Le mardi 1er décembre 2026, le monde célèbre le Giving Tuesday : la journée mondiale de la générosité et du don. Née en 2012 aux États-Unis en réponse au Black Friday et au Cyber Monday, cette journée propose un contre-récit : après deux jours dédiés à la consommation, un mardi dédié au don, au bénévolat et à la solidarité. Pour les entreprises françaises, c’est une opportunité encore sous-exploitée de lancer une opération de générosité simple, datée et fédératrice, à trois semaines de Noël.

Ce guide explique ce qu’est le Giving Tuesday, pourquoi il monte en puissance en France, et comment votre entreprise peut y participer avec cinq formats d’actions efficaces.

💡 Le saviez-vous ? En France, l’édition 2025 du Giving Tuesday a permis de collecter 16 millions d’euros pour les associations, confirmant l’essor de ce rendez-vous de la générosité (Giving Tuesday France). Décembre reste par ailleurs le mois où les Français donnent le plus (France générosités).

Qu’est-ce que le Giving Tuesday ?

Le Giving Tuesday est un mouvement mondial de la générosité célébré chaque année le mardi qui suit Thanksgiving : en 2026, ce sera le mardi 1er décembre. Le principe : encourager chacun, particulier ou organisation, à donner ce qu’il peut : de l’argent, du temps, des compétences, des objets ou simplement de la visibilité à une cause. Le mouvement est relayé en France par Giving Tuesday France, qui fédère associations, entreprises et médias.
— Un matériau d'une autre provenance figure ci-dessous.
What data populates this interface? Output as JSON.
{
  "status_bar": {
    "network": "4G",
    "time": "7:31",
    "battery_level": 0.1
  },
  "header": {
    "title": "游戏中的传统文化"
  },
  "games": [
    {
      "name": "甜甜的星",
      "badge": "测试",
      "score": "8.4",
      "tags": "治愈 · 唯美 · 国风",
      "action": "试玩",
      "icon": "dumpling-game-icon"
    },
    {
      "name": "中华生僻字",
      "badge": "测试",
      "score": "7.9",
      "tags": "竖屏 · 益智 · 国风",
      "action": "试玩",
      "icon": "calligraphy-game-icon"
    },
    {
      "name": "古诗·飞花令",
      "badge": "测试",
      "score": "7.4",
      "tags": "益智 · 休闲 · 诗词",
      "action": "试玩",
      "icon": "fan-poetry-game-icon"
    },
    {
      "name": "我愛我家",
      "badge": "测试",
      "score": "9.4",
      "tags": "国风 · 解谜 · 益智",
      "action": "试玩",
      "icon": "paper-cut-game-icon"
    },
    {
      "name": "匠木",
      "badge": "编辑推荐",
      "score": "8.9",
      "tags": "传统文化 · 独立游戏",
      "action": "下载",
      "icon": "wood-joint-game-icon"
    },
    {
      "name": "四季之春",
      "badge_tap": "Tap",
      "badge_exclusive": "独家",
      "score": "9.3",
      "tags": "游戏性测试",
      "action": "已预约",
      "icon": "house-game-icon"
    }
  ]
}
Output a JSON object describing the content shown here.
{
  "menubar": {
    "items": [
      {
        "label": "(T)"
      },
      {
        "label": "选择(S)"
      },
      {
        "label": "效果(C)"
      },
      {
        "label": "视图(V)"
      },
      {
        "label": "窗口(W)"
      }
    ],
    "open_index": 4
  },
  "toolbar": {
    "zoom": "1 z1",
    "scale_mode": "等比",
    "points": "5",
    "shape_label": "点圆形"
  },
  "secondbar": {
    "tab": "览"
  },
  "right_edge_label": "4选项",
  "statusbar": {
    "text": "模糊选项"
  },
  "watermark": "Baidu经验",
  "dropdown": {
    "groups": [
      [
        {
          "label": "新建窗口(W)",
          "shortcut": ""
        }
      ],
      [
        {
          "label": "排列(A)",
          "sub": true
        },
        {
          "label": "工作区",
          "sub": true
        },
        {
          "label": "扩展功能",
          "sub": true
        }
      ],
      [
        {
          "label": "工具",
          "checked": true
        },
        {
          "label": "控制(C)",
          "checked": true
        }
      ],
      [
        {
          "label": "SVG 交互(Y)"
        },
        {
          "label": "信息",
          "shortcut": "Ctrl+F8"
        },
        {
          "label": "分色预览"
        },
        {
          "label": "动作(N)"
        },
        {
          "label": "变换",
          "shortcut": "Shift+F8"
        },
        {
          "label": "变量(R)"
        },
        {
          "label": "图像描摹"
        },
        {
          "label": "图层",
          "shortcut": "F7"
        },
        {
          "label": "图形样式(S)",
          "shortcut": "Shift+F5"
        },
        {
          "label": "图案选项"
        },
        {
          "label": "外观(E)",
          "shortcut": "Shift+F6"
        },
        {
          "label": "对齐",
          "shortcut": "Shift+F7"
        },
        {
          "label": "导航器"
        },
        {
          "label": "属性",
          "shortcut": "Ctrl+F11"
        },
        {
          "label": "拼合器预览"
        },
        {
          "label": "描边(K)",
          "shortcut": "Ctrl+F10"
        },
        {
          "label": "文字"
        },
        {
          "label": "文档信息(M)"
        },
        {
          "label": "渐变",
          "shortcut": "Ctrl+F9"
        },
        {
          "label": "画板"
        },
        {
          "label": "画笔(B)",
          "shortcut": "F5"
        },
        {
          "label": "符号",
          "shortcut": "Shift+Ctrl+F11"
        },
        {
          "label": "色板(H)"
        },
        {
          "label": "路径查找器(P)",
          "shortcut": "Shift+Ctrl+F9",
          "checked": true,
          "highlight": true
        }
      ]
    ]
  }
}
Pour une entreprise, la force du Giving Tuesday tient à sa simplicité : une seule journée, un message universel (la générosité), une totale liberté de format. Il s’insère naturellement entre Movember et les fêtes solidaires de décembre dans le calendrier RSE de fin d’année.

5 façons de participer au Giving Tuesday 2026 en entreprise

1. Le don d’entreprise coup de cœur

Le format le plus direct : l’entreprise annonce un don à une ou plusieurs associations choisies avec les collaborateurs (sondage interne en novembre). La participation au choix démultiplie l’adhésion. Rappel : 60 % du don est déduit de l’impôt (article 238 bis du CGI).

2. La collecte abondée « 1 pour 1 »

Chaque euro donné par un collaborateur le 1er décembre est doublé par l’entreprise. Simple à annoncer, redoutablement efficace : l’abondement est le premier déclencheur du don individuel.

3. Le défi solidaire éclair

Une journée de challenge connecté : chaque pas, kilomètre ou éco-geste validé le 1er décembre déclenche un micro-don. Idéal pour impliquer aussi ceux qui ne peuvent pas donner d’argent : ils donnent leur énergie. Les challenges solidaires Bouge ton Good se prêtent parfaitement à ce format sprint.

4. Le temps offert

Offrez à chaque volontaire deux heures sur son temps de travail pour une action bénévole : tri pour une banque alimentaire, maraude, mentorat. À relier à la Journée mondiale du bénévolat du 5 décembre pour prolonger l’élan.

5. La visibilité donnée

Votre entreprise prête sa voix : mise en avant d’associations partenaires sur vos réseaux, dans votre newsletter, auprès de vos clients. Gratuit, et précieux pour les petites associations.

Comment réussir votre Giving Tuesday, étape par étape ?

Étape 1 (début novembre) : choisissez le format et la ou les associations bénéficiaires. Les associations certifiées Label Do Good by SGS garantissent reçus fiscaux et traçabilité.

Étape 2 (mi-novembre) : annoncez l’opération en interne, avec le sondage de choix des causes si vous optez pour le don coup de cœur.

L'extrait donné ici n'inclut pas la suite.